Erfinder der Lithium-Ionen-Batterie erfindet Festkörper-Akku

06.03.2017 | 16:21 Uhr |

Eine Festkörper-Batterie hat die dreifache Energiedichte aktueller Batterien und bietet mehr Sicherheit.

John Goodenough, Fermi-Award-Gewinner und Erfinder der Lithium-Ionen-Batterie forscht mit seiner Kollegin Maria Helena Braga an einer neuen Batterie-Technologie . Goodenough entdeckte damals Lithium-Cobalt(III)-oxid, das als chemische Verbindung von Lithium, Cobalt und Sauerstoff als Material für die positive Elektrode in Lithium-Ionen-Akkus zum Einsatz kommt. Zusammen mit seiner Forschungspartnerin entwickelt er nun eine Batterie, bei der Glas als Elektrolyt zum Einsatz kommt.

Die Technologie, an der unter anderem auch Samsung und das MIT forschen, soll gleich mehrere Probleme lösen. Festkörper-Batterien sollen so unter anderem mehr Sicherheit bieten als ihre Lithium-Ionen-Pendants. Vorfälle wie beim Galaxy Note 7 , deren Akkus durch Kurzschlüsse Feuer fingen, sollen damit der Vergangenheit angehören. Durch das Festkörper Elektrolyt können keine Metallhaare – so genannte Dendriten – mehr entstehen, die sich in herkömmlichen Akkus willkürlich bilden können und durch die Elektrolyt-Barriere stechen, die Kathode und Anode voneinander trennen. Wird diese Barriere durchstochen, entsteht ein Kurzschluss, der wie bei Samsungs Galaxy Note 7 zu einem Brand führen kann. Eine Elektrolyt-Barriere aus solidem Glas würde dieses Problem beheben.
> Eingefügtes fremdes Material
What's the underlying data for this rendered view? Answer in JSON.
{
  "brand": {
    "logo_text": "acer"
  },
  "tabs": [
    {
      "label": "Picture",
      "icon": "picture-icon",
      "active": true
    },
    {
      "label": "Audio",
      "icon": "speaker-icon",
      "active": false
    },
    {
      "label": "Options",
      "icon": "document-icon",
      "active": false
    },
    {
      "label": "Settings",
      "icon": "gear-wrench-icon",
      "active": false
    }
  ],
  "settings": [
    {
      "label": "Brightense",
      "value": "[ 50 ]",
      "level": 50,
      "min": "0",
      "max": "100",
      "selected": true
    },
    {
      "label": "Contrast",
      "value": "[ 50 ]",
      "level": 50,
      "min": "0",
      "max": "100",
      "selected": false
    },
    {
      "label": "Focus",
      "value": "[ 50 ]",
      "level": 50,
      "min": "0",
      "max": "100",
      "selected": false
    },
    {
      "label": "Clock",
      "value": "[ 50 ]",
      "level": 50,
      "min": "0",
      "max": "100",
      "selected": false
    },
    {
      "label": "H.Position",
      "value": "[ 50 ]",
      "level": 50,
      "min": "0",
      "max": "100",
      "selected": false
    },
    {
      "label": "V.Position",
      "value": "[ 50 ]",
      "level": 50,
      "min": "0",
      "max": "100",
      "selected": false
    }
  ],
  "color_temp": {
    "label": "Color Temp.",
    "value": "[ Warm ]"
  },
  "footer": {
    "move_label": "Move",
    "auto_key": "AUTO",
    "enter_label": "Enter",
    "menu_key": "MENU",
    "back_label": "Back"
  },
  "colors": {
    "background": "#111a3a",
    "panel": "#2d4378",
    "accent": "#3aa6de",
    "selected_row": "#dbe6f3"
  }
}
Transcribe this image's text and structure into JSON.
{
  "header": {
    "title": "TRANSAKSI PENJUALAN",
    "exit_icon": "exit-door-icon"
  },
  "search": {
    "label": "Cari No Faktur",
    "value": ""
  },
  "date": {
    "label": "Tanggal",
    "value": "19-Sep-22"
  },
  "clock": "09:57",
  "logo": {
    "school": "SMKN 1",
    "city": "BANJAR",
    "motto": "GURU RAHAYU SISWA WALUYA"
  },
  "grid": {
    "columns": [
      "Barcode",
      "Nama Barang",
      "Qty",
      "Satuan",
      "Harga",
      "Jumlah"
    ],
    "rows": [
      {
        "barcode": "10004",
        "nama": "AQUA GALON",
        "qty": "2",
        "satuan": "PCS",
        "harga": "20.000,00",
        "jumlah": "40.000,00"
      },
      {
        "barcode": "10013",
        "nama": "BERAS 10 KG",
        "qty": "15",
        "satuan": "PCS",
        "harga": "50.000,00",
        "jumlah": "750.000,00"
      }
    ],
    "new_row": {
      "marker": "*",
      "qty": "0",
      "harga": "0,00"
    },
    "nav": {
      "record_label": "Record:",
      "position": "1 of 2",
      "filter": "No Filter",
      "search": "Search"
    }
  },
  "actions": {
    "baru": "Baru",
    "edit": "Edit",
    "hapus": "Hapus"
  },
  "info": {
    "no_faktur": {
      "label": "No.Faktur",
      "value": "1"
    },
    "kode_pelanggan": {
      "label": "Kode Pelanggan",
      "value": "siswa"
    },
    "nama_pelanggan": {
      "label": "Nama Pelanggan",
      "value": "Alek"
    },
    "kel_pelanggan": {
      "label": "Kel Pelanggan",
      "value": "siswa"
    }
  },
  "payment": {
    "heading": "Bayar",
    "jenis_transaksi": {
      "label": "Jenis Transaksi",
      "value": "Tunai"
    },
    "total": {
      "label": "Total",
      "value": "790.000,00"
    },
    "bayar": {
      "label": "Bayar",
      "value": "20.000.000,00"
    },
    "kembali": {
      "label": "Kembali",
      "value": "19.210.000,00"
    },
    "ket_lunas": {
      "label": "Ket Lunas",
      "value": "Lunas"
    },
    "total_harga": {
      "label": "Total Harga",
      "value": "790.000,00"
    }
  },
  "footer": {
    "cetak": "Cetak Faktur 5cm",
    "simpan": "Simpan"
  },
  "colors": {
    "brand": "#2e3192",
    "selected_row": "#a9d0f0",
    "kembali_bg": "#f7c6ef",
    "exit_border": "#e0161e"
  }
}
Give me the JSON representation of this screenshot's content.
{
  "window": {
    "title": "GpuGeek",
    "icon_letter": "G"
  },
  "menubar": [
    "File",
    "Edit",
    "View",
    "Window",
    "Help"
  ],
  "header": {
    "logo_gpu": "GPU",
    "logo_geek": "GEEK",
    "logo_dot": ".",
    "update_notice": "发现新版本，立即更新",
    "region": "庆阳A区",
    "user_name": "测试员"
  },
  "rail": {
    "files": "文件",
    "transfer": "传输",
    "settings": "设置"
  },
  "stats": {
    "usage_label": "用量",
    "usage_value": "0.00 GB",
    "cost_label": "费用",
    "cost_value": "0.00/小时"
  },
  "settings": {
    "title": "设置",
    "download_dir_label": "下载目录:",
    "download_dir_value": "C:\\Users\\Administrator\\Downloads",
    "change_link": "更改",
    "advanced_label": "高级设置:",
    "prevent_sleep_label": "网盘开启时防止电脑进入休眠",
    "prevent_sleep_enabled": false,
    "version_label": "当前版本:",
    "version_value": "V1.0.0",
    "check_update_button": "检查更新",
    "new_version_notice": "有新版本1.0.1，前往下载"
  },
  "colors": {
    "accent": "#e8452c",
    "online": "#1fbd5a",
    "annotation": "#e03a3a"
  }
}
Laut aktuellen Tests haben Festkörper-Batterien zudem eine dreimal so hohe Energiedichte wie Lithium-Ionen-Batterien. Die Zellen überstehen außerdem bis zu 1.200 Ladezyklen und halten auch Temperaturen bis -20 Grad ohne Beeinträchtigung stand. Festkörper-Batterien sind laut den Forschern auch umweltfreundlicher und einfacher zu produzieren. Unternehmen, die die neue Technologie herstellen wollen, haben sich bislang jedoch noch nicht gefunden.